Pierre arrived at Mujeres in March of 1821 and Jean prepared to return to sea. He would take up the role of privateer – and at least for a time pirate – once again. Pierre, meanwhile, stayed on Mujeres with a group of compatriots who began building what shelter they could. Pierre would probably have liked a more civilized arrangement; he brought a companion named Lucia Allen with him from Charleston. While Marie Louise was in New Orleans giving birth to her and Pierre’s eighth child – a daughter named Marie Joseph – Pierre was impregnating Lucia Allen at Mujeres.

Jean, though he had promised to keep to short runs, did not return. Pierre had no way of knowing that his brother had been wounded, captured and was being held in a Spanish dungeon at Porto Principe, Cuba. Income, or at least supplies, were needed regardless and Pierre began leading quick raids on local farms. In October of 1821, despite a fever, chills and a wracking cough, Pierre was out on one such raid off Cancun when he and his men were surprised by Spanish authorities. They managed to escape, but Pierre may have been wounded.

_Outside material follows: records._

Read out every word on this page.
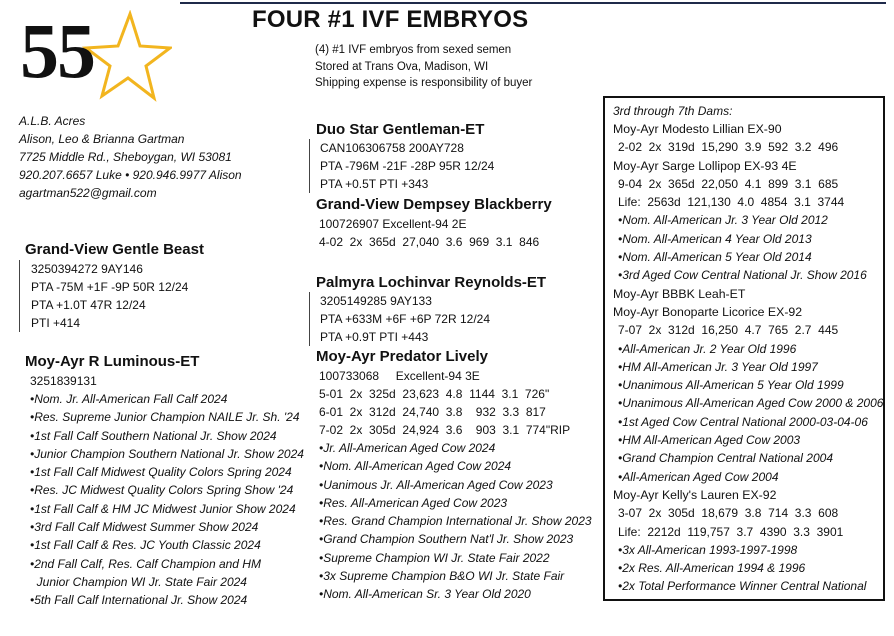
55	FOUR #1 IVF EMBRYOS
(4) #1 IVF embryos from sexed semen
Stored at Trans Ova, Madison, WI
Shipping expense is responsibility of buyer
A.L.B. Acres
Alison, Leo & Brianna Gartman
7725 Middle Rd., Sheboygan, WI 53081
920.207.6657 Luke • 920.946.9977 Alison
agartman522@gmail.com
Grand-View Gentle Beast
3250394272 9AY146
PTA -75M +1F -9P 50R 12/24
PTA +1.0T 47R 12/24
PTI +414
Moy-Ayr R Luminous-ET
3251839131
•Nom. Jr. All-American Fall Calf 2024
•Res. Supreme Junior Champion NAILE Jr. Sh. '24
•1st Fall Calf Southern National Jr. Show 2024
•Junior Champion Southern National Jr. Show 2024
•1st Fall Calf Midwest Quality Colors Spring 2024
•Res. JC Midwest Quality Colors Spring Show '24
•1st Fall Calf & HM JC Midwest Junior Show 2024
•3rd Fall Calf Midwest Summer Show 2024
•1st Fall Calf & Res. JC Youth Classic 2024
•2nd Fall Calf, Res. Calf Champion and HM
Junior Champion WI Jr. State Fair 2024
•5th Fall Calf International Jr. Show 2024
Duo Star Gentleman-ET
CAN106306758 200AY728
PTA -796M -21F -28P 95R 12/24
PTA +0.5T PTI +343
Grand-View Dempsey Blackberry
100726907 Excellent-94 2E
4-02  2x  365d  27,040  3.6  969  3.1  846
Palmyra Lochinvar Reynolds-ET
3205149285 9AY133
PTA +633M +6F +6P 72R 12/24
PTA +0.9T PTI +443
Moy-Ayr Predator Lively
100733068     Excellent-94 3E
5-01  2x  325d  23,623  4.8  1144  3.1  726"
6-01  2x  312d  24,740  3.8    932  3.3  817
7-02  2x  305d  24,924  3.6    903  3.1  774"RIP
•Jr. All-American Aged Cow 2024
•Nom. All-American Aged Cow 2024
•Uanimous Jr. All-American Aged Cow 2023
•Res. All-American Aged Cow 2023
•Res. Grand Champion International Jr. Show 2023
•Grand Champion Southern Nat'l Jr. Show 2023
•Supreme Champion WI Jr. State Fair 2022
•3x Supreme Champion B&O WI Jr. State Fair
•Nom. All-American Sr. 3 Year Old 2020
3rd through 7th Dams:
Moy-Ayr Modesto Lillian EX-90
2-02  2x  319d  15,290  3.9  592  3.2  496
Moy-Ayr Sarge Lollipop EX-93 4E
9-04  2x  365d  22,050  4.1  899  3.1  685
Life:  2563d  121,130  4.0  4854  3.1  3744
•Nom. All-American Jr. 3 Year Old 2012
•Nom. All-American 4 Year Old 2013
•Nom. All-American 5 Year Old 2014
•3rd Aged Cow Central National Jr. Show 2016
Moy-Ayr BBBK Leah-ET
Moy-Ayr Bonoparte Licorice EX-92
7-07  2x  312d  16,250  4.7  765  2.7  445
•All-American Jr. 2 Year Old 1996
•HM All-American Jr. 3 Year Old 1997
•Unanimous All-American 5 Year Old 1999
•Unanimous All-American Aged Cow 2000 & 2006
•1st Aged Cow Central National 2000-03-04-06
•HM All-American Aged Cow 2003
•Grand Champion Central National 2004
•All-American Aged Cow 2004
Moy-Ayr Kelly's Lauren EX-92
3-07  2x  305d  18,679  3.8  714  3.3  608
Life:  2212d  119,757  3.7  4390  3.3  3901
•3x All-American 1993-1997-1998
•2x Res. All-American 1994 & 1996
•2x Total Performance Winner Central National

Making it back to Mujeres but fearing he was being followed, Pierre hurried Lucia – also ill and pregnant – into a fishing boat at night. They landed at the mainland village of Zilam de Bravo the following evening.

Pierre never recovered from his illness and possible wound. Lucia nursed him at the home of a local fisherman until on or about November 9, 1821 when he succumbed to his fever. He was aged somewhere between 46 and 51. The locals buried him at the village cemetery, which is now underwater. Lucia most probably died in childbirth that December, leaving behind a daughter that someone in the village allegedly adopted. Jean Laffite managed to track down his brother’s grave in March or April of 1822 after escaping from prison in February. Losing the brother who was closer to him than any other soul must certainly have been devastating, overwhelming. Jean returned to sea and was buried there in February of 1823, dead of wounds suffered in a firefight aboard his privateer General Santander.

Though it appears that all Pierre’s male children died before having children of their own, we know his daughters Rose, Catherine Coralie and Adele at least married and had a number of children. The memory of father and grandfather was gone, though, by the time he became great-grandfather. As Davis quotes toward the end of his book, when Alexandrine Farr was asked what her mother Rose Laffite told her of her grandfather Pierre, she answered: “… my mother often spoke to me of Bayou Barataria.”

But even then a legend was growing, taking form, reshaping who Pierre Laffite and his brother Jean really were. Some of the stories are ludicrous, some intense, some funny, some passionate and some are even inspiring. Regardless of what you believe, don’t forget. Once, a long time ago, there were men like Laffite the pirate.